Indonesian writer (born 1985)

Stefani Hidajat (born August 12, 1985 in Surabaya, East Java) is an Indonesian writer. She grew up in Surabaya and Jakarta, Indonesia. Stefani Hid attended Petra Christian University majoring in English Literature. She completed her master's degree at University of Münster and currently resides in Munich, Germany Stefani has been absent from her home country Indonesia and living in Germany for more than 10 years.

==Literary work==
Stefani Hid has written novels, short-stories, and columns. Her first novel Bukan Saya, Tapi Mereka Yang Gila (It’s Not Me, but It’s Them Who’re Crazy!) was published by Kata Kita publishing in 2004. After the publication of her first novel, she has been written some short stories which has been published in newspapers, magazines and journals: Jurnal Prosa, Koran Tempo, Suara Merdeka, Media Indonesia, Spice! and Matra. Her second novel, Soulmate: Belahan Jiwa (Soulmate), was published in the same year by Kata Kita publishing, followed by her third novel, Cerita Dante (Dante's Story), which was published in 2006 by Grasindo publishing.
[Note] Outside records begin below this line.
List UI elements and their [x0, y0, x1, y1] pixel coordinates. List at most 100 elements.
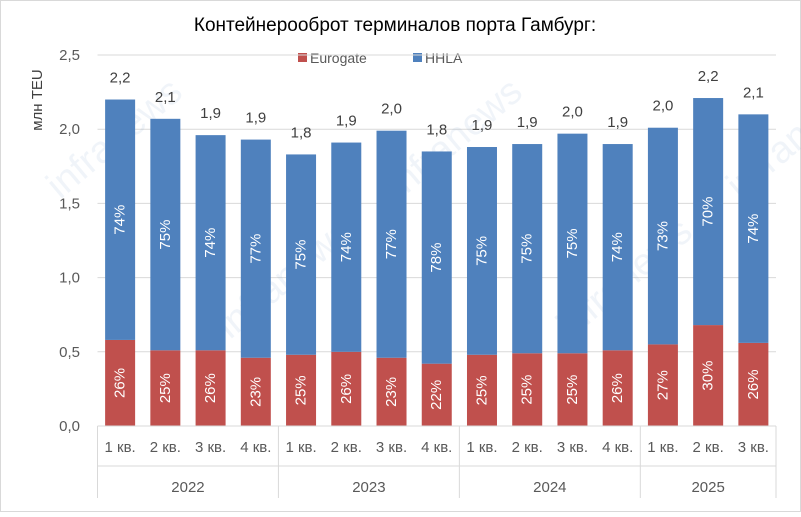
- bar-eurogate: [647, 344, 678, 426]
- bar-hhla: [195, 135, 226, 351]
- percent-label: 78%: [428, 243, 445, 273]
- percent-label: 74%: [112, 205, 129, 235]
- bar-hhla: [693, 98, 724, 326]
- bar-eurogate: [240, 357, 271, 426]
- bar-eurogate: [331, 351, 362, 426]
- bar-eurogate: [512, 353, 543, 426]
- bar-hhla: [557, 133, 588, 354]
- total-label: 1,9: [200, 105, 221, 122]
- total-label: 1,8: [426, 121, 447, 138]
- total-label: 2,0: [381, 101, 402, 118]
- percent-label: 74%: [338, 232, 355, 262]
- total-label: 1,9: [607, 114, 628, 131]
- y-tick-label: 0,0: [59, 418, 80, 435]
- percent-label: 25%: [473, 375, 490, 405]
- y-tick-label: 0,5: [59, 344, 80, 361]
- x-tick-label: 1 кв.: [466, 439, 497, 456]
- year-label: 2023: [352, 479, 385, 496]
- percent-label: 22%: [428, 380, 445, 410]
- x-tick-label: 2 кв.: [331, 439, 362, 456]
- bar-hhla: [466, 147, 497, 355]
- total-label: 2,1: [155, 89, 176, 106]
- y-axis-label: млн TEU: [29, 69, 46, 131]
- year-label: 2025: [691, 479, 724, 496]
- y-tick-label: 1,0: [59, 270, 80, 287]
- percent-label: 75%: [519, 234, 536, 264]
- x-tick-label: 4 кв.: [602, 439, 633, 456]
- total-label: 1,9: [245, 110, 266, 127]
- chart-title: Контейнерооброт терминалов порта Гамбург…: [194, 15, 596, 36]
- percent-label: 74%: [609, 232, 626, 262]
- bar-hhla: [105, 99, 136, 340]
- percent-label: 23%: [247, 377, 264, 407]
- percent-label: 75%: [564, 228, 581, 258]
- bar-eurogate: [421, 363, 452, 426]
- x-tick-label: 3 кв.: [195, 439, 226, 456]
- percent-label: 25%: [293, 375, 310, 405]
- x-tick-label: 2 кв.: [150, 439, 181, 456]
- percent-label: 73%: [654, 221, 671, 251]
- percent-label: 26%: [609, 373, 626, 403]
- bar-eurogate: [150, 350, 181, 426]
- bar-hhla: [421, 151, 452, 364]
- bar-eurogate: [376, 357, 407, 426]
- x-tick-label: 3 кв.: [738, 439, 769, 456]
- x-tick-label: 2 кв.: [512, 439, 543, 456]
- bar-eurogate: [602, 350, 633, 426]
- legend-swatch-eurogate: [298, 53, 307, 62]
- total-label: 1,9: [472, 117, 493, 134]
- bar-eurogate: [738, 342, 769, 426]
- year-label: 2024: [533, 479, 566, 496]
- legend-label-hhla: HHLA: [425, 50, 463, 66]
- total-label: 1,9: [517, 114, 538, 131]
- percent-label: 74%: [745, 214, 762, 244]
- legend: Eurogate HHLA: [298, 50, 463, 66]
- percent-label: 75%: [293, 240, 310, 270]
- percent-label: 26%: [112, 368, 129, 398]
- bar-eurogate: [466, 354, 497, 426]
- bar-hhla: [602, 144, 633, 351]
- percent-label: 25%: [564, 375, 581, 405]
- y-tick-label: 2,0: [59, 121, 80, 138]
- bar-hhla: [150, 118, 181, 351]
- bar-eurogate: [693, 325, 724, 426]
- percent-label: 23%: [383, 377, 400, 407]
- total-label: 1,8: [291, 124, 312, 141]
- total-label: 2,0: [562, 104, 583, 121]
- total-label: 2,2: [698, 68, 719, 85]
- bar-hhla: [647, 127, 678, 345]
- percent-label: 77%: [383, 229, 400, 259]
- total-label: 2,1: [743, 84, 764, 101]
- bar-hhla: [738, 114, 769, 343]
- percent-label: 25%: [157, 373, 174, 403]
- year-label: 2022: [171, 479, 204, 496]
- bar-eurogate: [195, 350, 226, 426]
- total-label: 1,9: [336, 113, 357, 130]
- y-tick-label: 1,5: [59, 195, 80, 212]
- x-tick-label: 4 кв.: [421, 439, 452, 456]
- legend-swatch-hhla: [413, 53, 422, 62]
- x-tick-label: 3 кв.: [557, 439, 588, 456]
- percent-label: 26%: [745, 369, 762, 399]
- percent-label: 25%: [519, 375, 536, 405]
- bar-eurogate: [286, 354, 317, 426]
- x-tick-label: 3 кв.: [376, 439, 407, 456]
- x-tick-label: 4 кв.: [240, 439, 271, 456]
- total-label: 2,0: [652, 98, 673, 115]
- bar-hhla: [512, 144, 543, 354]
- x-tick-label: 2 кв.: [693, 439, 724, 456]
- percent-label: 70%: [700, 197, 717, 227]
- percent-label: 26%: [338, 374, 355, 404]
- percent-label: 74%: [202, 228, 219, 258]
- x-tick-label: 1 кв.: [105, 439, 136, 456]
- total-label: 2,2: [110, 70, 131, 87]
- bar-hhla: [331, 142, 362, 352]
- percent-label: 26%: [202, 373, 219, 403]
- x-tick-label: 1 кв.: [285, 439, 316, 456]
- legend-label-eurogate: Eurogate: [310, 50, 367, 66]
- percent-label: 27%: [654, 370, 671, 400]
- percent-label: 75%: [473, 236, 490, 266]
- bar-hhla: [376, 130, 407, 358]
- x-tick-label: 1 кв.: [647, 439, 678, 456]
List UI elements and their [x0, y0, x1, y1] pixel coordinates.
In 2008, Grasindo publishing published her short stories collection entitled Oz (Oz).

Stefani Hid's novels and short stories deal with the theme of existentialism, fatalism and absurdity.

Stefani Hid also wrote for a column about men and sex called "Opposite" in Indonesia men's magazine Matra.
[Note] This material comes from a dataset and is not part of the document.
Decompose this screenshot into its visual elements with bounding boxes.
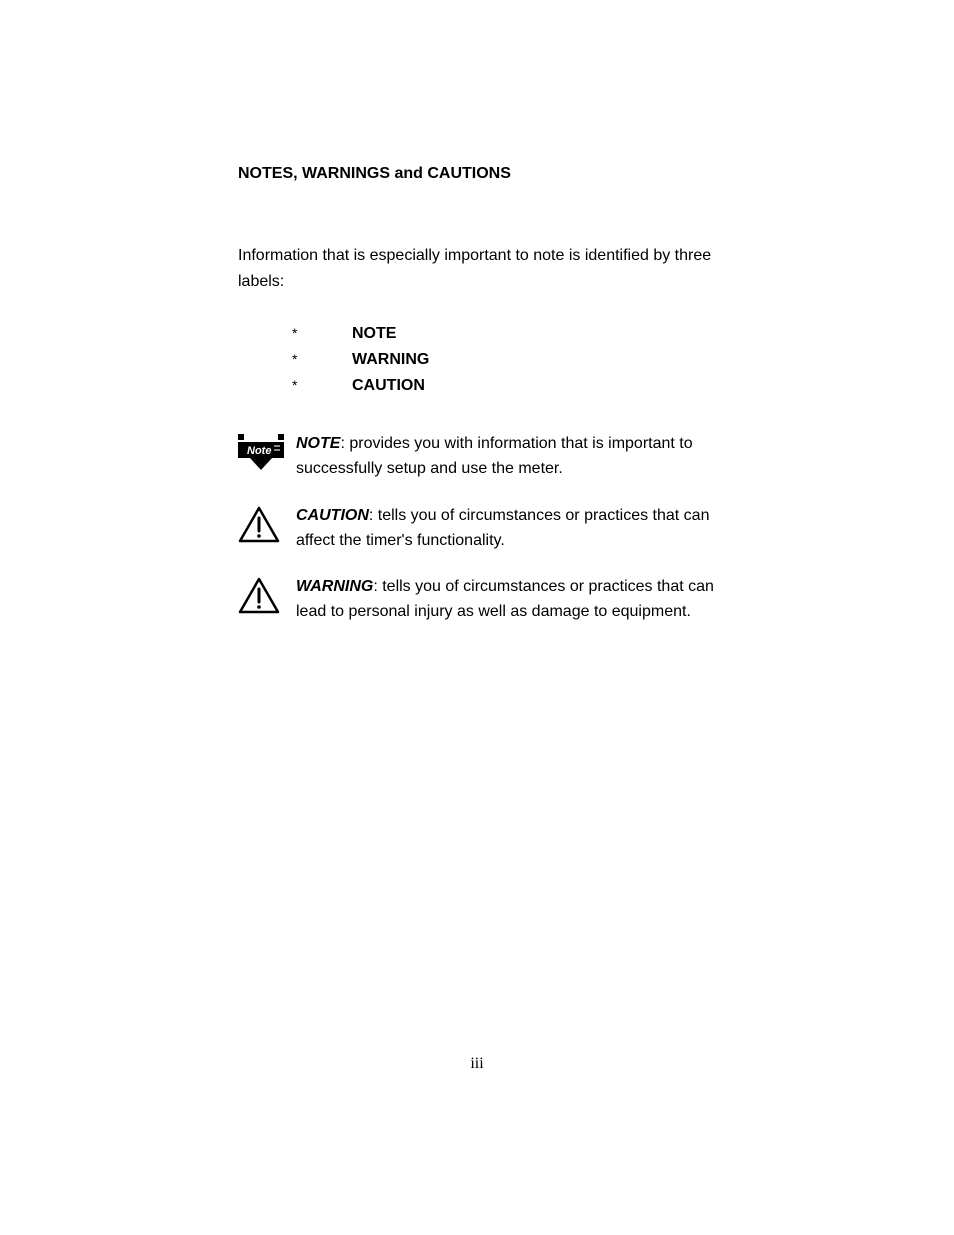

Her short story "Penghuni Kepalaku" ("The Inhabitant of my Head") has been translated into German with the title "Mein Kopfbewohner", together with some Indonesian writers in Duft der Asche: Literarische Stimmen indonesischer Frauen and has been presented by Nicola Toelke in Hubi, Ochtrup, Germany. Some parts of her first novel Bukan Saya, Tapi Mereka Yang Gila (It’s Not Me, but It’s Them Who’re Crazy!) have been translated into English together with other writers in Menagerie 7: People like Us

In 2012, Gramedia Pustaka Utama published her novel Katzenjammer: Cerita Tentang Henning dan Aya (Katzenjammer: A Story about Henning and Aya).

In 2021, Stefani Hid, this time under her real full name Stefani Hidajat, published a collection of her cartoons in English called Mama Poochie, followed by the second volume Mama Poochie: Übermom and Divine Comedy in 2025.